Last week’s Stat of the Week nomination for the Northern Advocate didn’t, we thought point out anything particularly egregious. However, it did provoke me to read the story — I’d previously only seen the headline 22% statistic on Twitter. The story starts
Northland is in “crisis” as 22 per cent of students from schools surveyed turn up without any or very little lunch, according to the Te Tai Tokerau Principals Association.
‘Surveyed’ is presumably a gesture in the direction of the non-response problem: it’s based on information from about 1/3 of schools, which is made clear in the story. And it’s not as if the number actually matters: the Te Tai Tokerau Principals Association basically says it would still be a crisis if the truth was three times lower (ie, if there were no cases in schools that didn’t respond), and the Government isn’t interested in the survey.
More evidence that number doesn’t matter is that no-one seems to have done simple arithmetic. Later in the story we read
The schools surveyed had a total of 7352 students. Of those, 1092 students needed extra food when they came to school, he said.
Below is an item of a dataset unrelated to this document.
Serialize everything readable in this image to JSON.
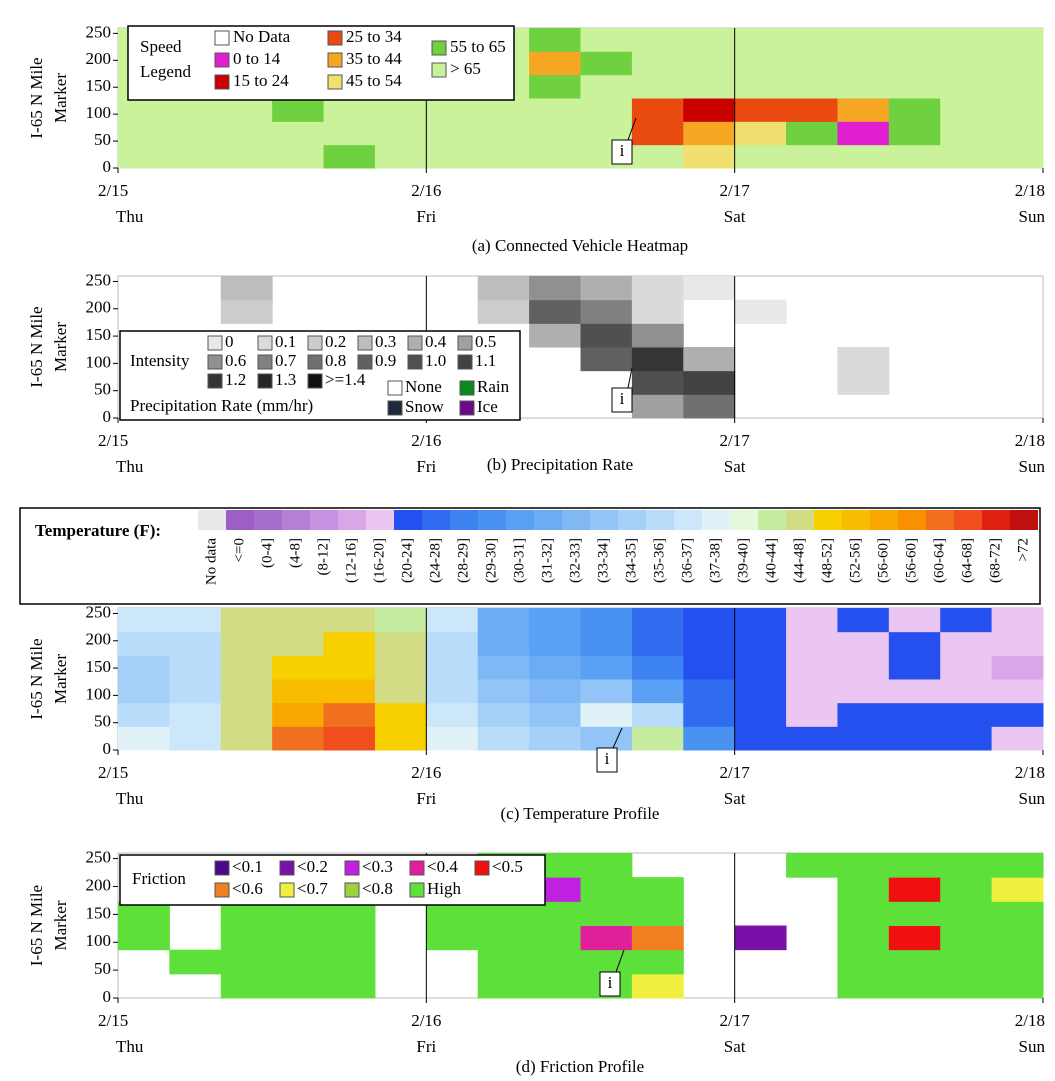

If you divide 1092 by 7352 you don’t get 22%. You get 15%. There isn’t enough detail to be sure what happened, but a plausible explanation is that 22% is the simple average of the proportions in the schools that responded, ignoring the varying numbers of students at each school.
The other interesting aspect of this survey (again, if anyone cared) is that we know a lot about schools and so it’s possible to do a lot to reduce non-response bias. For a start, we know the decile for every school, which you’d expect to be related to food provision and potentially to response. We know location (urban/rural, which district). We know which are State Integrated vs State schools, and which are Kaupapa Māori. We know the number of students, statistics about ethnicity. Lots of stuff.
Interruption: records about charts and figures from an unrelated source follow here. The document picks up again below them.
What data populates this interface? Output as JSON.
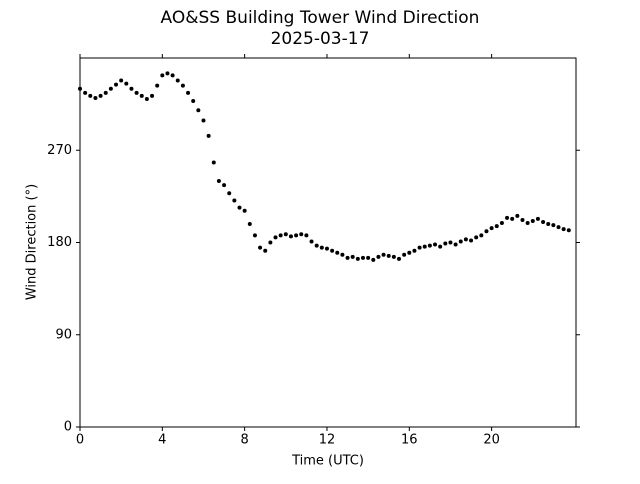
{
  "chart_data": {
    "type": "scatter",
    "title": "AO&SS Building Tower Wind Direction",
    "subtitle": "2025-03-17",
    "x_label": "Time (UTC)",
    "y_label": "Wind Direction (°)",
    "color": "#000000",
    "xlim": [
      0,
      24.1
    ],
    "ylim": [
      0,
      360
    ],
    "xticks": [
      0,
      4,
      8,
      12,
      16,
      20
    ],
    "yticks": [
      0,
      90,
      180,
      270
    ],
    "x": [
      0,
      0.25,
      0.5,
      0.75,
      1,
      1.25,
      1.5,
      1.75,
      2,
      2.25,
      2.5,
      2.75,
      3,
      3.25,
      3.5,
      3.75,
      4,
      4.25,
      4.5,
      4.75,
      5,
      5.25,
      5.5,
      5.75,
      6,
      6.25,
      6.5,
      6.75,
      7,
      7.25,
      7.5,
      7.75,
      8,
      8.25,
      8.5,
      8.75,
      9,
      9.25,
      9.5,
      9.75,
      10,
      10.25,
      10.5,
      10.75,
      11,
      11.25,
      11.5,
      11.75,
      12,
      12.25,
      12.5,
      12.75,
      13,
      13.25,
      13.5,
      13.75,
      14,
      14.25,
      14.5,
      14.75,
      15,
      15.25,
      15.5,
      15.75,
      16,
      16.25,
      16.5,
      16.75,
      17,
      17.25,
      17.5,
      17.75,
      18,
      18.25,
      18.5,
      18.75,
      19,
      19.25,
      19.5,
      19.75,
      20,
      20.25,
      20.5,
      20.75,
      21,
      21.25,
      21.5,
      21.75,
      22,
      22.25,
      22.5,
      22.75,
      23,
      23.25,
      23.5,
      23.75
    ],
    "values": [
      330,
      326,
      323,
      321,
      323,
      326,
      330,
      334,
      338,
      335,
      330,
      326,
      323,
      320,
      323,
      333,
      343,
      345,
      343,
      338,
      333,
      326,
      318,
      309,
      299,
      284,
      258,
      240,
      236,
      228,
      221,
      214,
      211,
      198,
      187,
      175,
      172,
      180,
      185,
      187,
      188,
      186,
      187,
      188,
      187,
      181,
      177,
      175,
      174,
      172,
      170,
      168,
      165,
      166,
      164,
      165,
      165,
      163,
      166,
      168,
      167,
      166,
      164,
      168,
      170,
      172,
      175,
      176,
      177,
      178,
      176,
      179,
      180,
      178,
      181,
      183,
      182,
      185,
      187,
      191,
      194,
      196,
      199,
      204,
      203,
      206,
      202,
      199,
      201,
      203,
      200,
      198,
      197,
      195,
      193,
      192
    ]
  }
}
As a simple illustration, here’s how you might use decile and district information. In the Far North district there are (using Wikipedia because it’s easy) 72 schools. That’s 22 in decile one, 23 in decile two, 16 in decile three, and 11 in deciles four and higher. If you get responses from 11 of the decile-one schools and only 4 of the decile-three schools, you need to give each student in those decile-one schools a weight of 22/11=2 and each student in the decile-three schools a weight of 16/4=4. To the extent that decile predicts shortage of food you will increase the precision of your estimate, and to the extent that decile also predicts responding to the survey you will reduce the bias.
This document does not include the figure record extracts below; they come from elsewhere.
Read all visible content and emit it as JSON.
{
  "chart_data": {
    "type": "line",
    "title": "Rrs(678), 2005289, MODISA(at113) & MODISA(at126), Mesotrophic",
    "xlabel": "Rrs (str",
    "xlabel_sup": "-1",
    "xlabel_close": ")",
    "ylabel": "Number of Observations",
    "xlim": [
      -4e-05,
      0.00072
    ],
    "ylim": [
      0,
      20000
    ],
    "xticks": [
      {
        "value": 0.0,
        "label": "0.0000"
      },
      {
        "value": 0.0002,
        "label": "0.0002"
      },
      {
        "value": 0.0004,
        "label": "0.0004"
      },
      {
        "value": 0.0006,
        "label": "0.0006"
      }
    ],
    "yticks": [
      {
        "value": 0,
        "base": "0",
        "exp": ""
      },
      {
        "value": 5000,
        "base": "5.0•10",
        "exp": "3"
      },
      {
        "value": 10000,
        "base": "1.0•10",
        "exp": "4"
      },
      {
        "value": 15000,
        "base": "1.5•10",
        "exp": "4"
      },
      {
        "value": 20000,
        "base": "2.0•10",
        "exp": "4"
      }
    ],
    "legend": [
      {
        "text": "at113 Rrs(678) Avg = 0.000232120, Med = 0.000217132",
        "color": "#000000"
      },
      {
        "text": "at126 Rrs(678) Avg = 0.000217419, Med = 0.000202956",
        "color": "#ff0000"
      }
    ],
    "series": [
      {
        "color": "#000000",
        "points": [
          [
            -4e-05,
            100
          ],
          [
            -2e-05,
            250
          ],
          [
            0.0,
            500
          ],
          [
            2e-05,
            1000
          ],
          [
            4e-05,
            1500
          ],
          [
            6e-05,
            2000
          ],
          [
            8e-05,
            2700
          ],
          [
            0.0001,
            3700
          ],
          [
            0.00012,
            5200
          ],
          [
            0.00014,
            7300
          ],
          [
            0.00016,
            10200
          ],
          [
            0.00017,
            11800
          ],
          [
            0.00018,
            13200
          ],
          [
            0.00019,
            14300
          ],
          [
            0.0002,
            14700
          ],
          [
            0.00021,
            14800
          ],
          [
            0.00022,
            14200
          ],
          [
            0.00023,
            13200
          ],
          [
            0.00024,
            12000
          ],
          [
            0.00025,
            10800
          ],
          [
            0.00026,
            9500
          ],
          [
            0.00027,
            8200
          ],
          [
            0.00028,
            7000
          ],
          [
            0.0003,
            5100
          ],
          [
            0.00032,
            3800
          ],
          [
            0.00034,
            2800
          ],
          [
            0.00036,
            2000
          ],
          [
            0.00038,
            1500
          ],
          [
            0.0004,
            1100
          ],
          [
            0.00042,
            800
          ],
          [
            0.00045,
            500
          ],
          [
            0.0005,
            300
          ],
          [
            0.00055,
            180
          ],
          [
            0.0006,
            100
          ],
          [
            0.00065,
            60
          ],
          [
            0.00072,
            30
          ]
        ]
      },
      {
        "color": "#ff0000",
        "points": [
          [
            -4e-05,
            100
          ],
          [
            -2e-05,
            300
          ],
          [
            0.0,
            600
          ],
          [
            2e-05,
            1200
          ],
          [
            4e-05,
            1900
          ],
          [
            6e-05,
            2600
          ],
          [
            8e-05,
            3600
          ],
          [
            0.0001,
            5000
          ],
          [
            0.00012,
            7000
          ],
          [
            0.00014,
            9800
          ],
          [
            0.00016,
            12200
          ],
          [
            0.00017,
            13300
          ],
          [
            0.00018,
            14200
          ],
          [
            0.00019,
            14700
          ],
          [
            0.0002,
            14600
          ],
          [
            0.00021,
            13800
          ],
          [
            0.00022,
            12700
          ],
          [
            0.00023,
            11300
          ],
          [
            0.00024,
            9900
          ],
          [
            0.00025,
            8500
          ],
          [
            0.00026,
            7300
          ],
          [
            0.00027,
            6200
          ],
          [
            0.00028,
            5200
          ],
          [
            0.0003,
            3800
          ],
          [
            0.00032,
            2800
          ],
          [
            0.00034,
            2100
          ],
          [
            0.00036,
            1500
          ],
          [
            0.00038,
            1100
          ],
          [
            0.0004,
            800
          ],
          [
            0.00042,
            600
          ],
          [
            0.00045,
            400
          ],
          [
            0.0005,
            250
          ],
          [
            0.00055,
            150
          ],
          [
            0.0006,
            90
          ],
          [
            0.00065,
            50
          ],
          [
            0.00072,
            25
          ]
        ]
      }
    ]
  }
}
This basic approach is common in opinion polls. It’s the reason, for example, that the Green Party’s younger, mobile-phone-using support isn’t massively underestimated in election polls. In opinion polls, the main limit on this reweighting technique is the limited amount of individual information for the whole population. In surveys of schools there’s a huge amount of information available, and the limit is sample size.